For there were strains one couldn’t predict, stresses one couldn’t imagine. And these had a maddening way of adding their weight to considerations at precisely the wrong moment, at exactly the moment, in fact, when the gossamer threads of chance were already stretched to the breaking point.
Fate had an inexhaustible supply of booby traps, an infinite variety of sneak punches. She (or was it he?) was always waiting to let you have one in the groin or behind the ear. Cleverness was only half of it; you had to be lucky.
But now Peter’s luck seemed to be holding strong. The tinker was on his way, pushing past the customs officer, with all his pots and pans banging a cheerful farewell to the Rock. Peter said a silent prayer and started his car.
And it was then that all the threads of chance began to snap!

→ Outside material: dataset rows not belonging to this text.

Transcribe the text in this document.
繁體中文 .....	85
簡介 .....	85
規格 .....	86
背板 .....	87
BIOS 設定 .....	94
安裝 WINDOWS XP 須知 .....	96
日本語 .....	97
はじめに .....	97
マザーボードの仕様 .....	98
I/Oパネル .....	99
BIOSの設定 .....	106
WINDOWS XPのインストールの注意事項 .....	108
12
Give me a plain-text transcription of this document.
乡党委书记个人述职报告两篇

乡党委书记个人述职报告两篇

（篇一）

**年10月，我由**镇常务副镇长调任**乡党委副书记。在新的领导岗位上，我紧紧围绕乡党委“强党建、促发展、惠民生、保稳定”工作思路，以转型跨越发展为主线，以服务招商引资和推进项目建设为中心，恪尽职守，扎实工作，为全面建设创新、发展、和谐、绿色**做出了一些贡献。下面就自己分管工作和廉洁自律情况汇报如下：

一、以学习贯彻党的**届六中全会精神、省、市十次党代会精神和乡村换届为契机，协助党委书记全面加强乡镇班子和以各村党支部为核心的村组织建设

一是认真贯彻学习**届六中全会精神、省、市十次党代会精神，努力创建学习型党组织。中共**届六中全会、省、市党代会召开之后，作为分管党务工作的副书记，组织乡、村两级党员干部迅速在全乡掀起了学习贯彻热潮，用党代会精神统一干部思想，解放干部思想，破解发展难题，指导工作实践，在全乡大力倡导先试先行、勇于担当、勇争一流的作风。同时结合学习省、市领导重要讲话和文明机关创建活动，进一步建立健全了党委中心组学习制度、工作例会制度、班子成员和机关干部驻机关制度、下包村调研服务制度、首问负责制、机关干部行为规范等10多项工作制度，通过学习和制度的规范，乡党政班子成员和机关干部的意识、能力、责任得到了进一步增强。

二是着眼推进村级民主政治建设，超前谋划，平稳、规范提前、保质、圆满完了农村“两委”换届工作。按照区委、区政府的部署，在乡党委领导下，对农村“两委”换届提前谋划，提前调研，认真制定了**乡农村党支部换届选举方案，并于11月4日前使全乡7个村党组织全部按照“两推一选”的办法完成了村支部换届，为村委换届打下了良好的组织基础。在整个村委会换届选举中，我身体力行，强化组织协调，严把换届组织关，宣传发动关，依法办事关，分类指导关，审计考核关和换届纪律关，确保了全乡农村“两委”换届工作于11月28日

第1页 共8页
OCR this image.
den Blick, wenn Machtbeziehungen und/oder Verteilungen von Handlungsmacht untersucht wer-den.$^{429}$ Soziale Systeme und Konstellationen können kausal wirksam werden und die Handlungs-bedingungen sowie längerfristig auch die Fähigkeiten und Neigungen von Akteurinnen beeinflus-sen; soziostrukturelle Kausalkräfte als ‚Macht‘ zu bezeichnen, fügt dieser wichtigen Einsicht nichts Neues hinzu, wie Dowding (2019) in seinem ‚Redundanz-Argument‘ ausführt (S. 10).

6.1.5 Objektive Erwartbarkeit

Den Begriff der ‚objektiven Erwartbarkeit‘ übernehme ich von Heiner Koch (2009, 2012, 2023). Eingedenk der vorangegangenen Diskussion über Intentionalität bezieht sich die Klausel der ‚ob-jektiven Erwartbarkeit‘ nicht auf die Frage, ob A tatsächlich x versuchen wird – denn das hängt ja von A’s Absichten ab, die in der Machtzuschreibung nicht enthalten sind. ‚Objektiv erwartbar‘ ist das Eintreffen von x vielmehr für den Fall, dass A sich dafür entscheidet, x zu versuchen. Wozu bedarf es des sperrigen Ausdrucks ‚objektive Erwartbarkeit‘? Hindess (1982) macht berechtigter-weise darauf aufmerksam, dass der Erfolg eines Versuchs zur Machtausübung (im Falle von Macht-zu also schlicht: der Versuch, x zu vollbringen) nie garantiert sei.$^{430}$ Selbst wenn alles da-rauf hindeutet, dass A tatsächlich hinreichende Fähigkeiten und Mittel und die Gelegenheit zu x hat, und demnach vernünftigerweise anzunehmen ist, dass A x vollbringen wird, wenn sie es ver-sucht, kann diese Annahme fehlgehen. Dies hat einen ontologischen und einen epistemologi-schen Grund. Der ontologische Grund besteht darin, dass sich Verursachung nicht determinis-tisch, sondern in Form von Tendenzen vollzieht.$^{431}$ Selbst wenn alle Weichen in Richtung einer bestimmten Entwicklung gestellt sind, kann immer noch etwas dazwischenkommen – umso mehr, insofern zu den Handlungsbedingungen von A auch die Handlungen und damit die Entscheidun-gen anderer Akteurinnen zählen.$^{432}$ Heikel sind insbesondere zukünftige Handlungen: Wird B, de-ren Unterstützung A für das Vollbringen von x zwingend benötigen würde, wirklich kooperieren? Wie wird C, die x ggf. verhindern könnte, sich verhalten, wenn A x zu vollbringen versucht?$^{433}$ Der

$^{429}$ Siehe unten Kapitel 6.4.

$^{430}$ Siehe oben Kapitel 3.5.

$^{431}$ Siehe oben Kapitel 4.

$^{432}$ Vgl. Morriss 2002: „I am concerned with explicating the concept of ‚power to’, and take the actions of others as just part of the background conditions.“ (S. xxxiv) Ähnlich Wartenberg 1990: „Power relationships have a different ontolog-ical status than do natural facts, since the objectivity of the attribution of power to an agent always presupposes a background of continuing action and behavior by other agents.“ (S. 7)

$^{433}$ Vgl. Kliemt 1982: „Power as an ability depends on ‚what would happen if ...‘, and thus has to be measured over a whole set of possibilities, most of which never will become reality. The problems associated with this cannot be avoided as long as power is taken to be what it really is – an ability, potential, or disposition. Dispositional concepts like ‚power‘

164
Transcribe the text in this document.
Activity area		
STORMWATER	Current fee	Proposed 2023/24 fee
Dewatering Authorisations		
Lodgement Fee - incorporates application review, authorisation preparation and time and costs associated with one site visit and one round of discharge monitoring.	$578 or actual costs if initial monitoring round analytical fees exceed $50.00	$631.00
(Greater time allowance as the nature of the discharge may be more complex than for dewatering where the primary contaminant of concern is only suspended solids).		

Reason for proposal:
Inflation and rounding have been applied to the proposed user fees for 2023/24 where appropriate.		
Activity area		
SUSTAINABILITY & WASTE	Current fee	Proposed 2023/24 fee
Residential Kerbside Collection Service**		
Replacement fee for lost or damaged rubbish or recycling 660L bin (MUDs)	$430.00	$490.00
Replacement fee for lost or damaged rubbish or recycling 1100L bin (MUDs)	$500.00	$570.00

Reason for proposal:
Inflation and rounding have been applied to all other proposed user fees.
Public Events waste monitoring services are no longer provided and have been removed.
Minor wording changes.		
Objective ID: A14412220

A jet flew over screaming like a banshee. Dogs raced away from the noise in mindless circles, eyes rolling, ears flat. The jet banked and a gust of wind intensified the squeal and hiss of ruptured air. A burro brayed deafeningly, broke away from his master, lashed out with his heels at anyone who came near him. He backed up to the tinker’s wagon, kicking at it savagely, and one of his bony, rock-hard hooves splintered a stave in the wooden tub bolted to the side of the rig.
Peter watched in horror as water began to trickle from the cracked tub; he could not have been more dismayed if his own life’s blood were spilling out on the ground at the custom officer’s feet.
The level of the water in the tub dropped slowly and steadily, revealing pots and pans first, then an assortment of knives, and finally the grease-smeared tools he had acquired from Mr. Shahari.
The customs officer looked at them with a frown, more puzzled, it seemed, than suspicious. Peter silently cursed the old tinker who stood frozen with apprehension, a weak and guilty grin flickering through his mossy beard. Move! Go! He tried desperately to catch his eye, but the tinker was staring at the customs officer like a child caught with his hand in a cookie jar.
Slowly, and with an air of surgical fastidiousness, the officer drew off his immaculate gloves and tucked them under his belt. He had not quite reached a decision, he was not thoroughly committed, Peter realised with a flare of hope; his ferret-like instincts had not yet caught a whiff of quarry. He shrugged and glanced at one of his incurious colleagues, inviting the officer’s attention to the dully glittering objects in the wooden tub. The second officer frowned and strolled over to the wagon, pulling off his gloves.
Peter sighed and raised his eyes to heaven. A sudden, accelerating roar sounded behind him; and Peter gasped as he flicked a glance at his-rear-vision mirror. “No!” he shouted, vainly and fruitlessly, and threw himself to one side.
There was a bucking, sickening crash. The impact flung him against the dashboard, and he collapsed to the floor as batteries of brilliant lights exploded painfully inside his head.
Dimly he heard squalls of agitation and confusion howling outside his car. There were shouts, screams, brayings, barkings. Someone jerked open the door that partially supported his weight, and Peter fell out of his car on to the concrete ramp of the customs point.
A voice said tearfully: “I must have stepped on the accelerator instead of the brake. I’m so terribly sorry.”
“Are you hurt, senora?”
“No, no. But I deserve to be. The fool that causes the trouble always gets off without a scratch.”
“You’re too hard on yourself, senora. Machinery isn’t infallible. It makes mistakes, too.”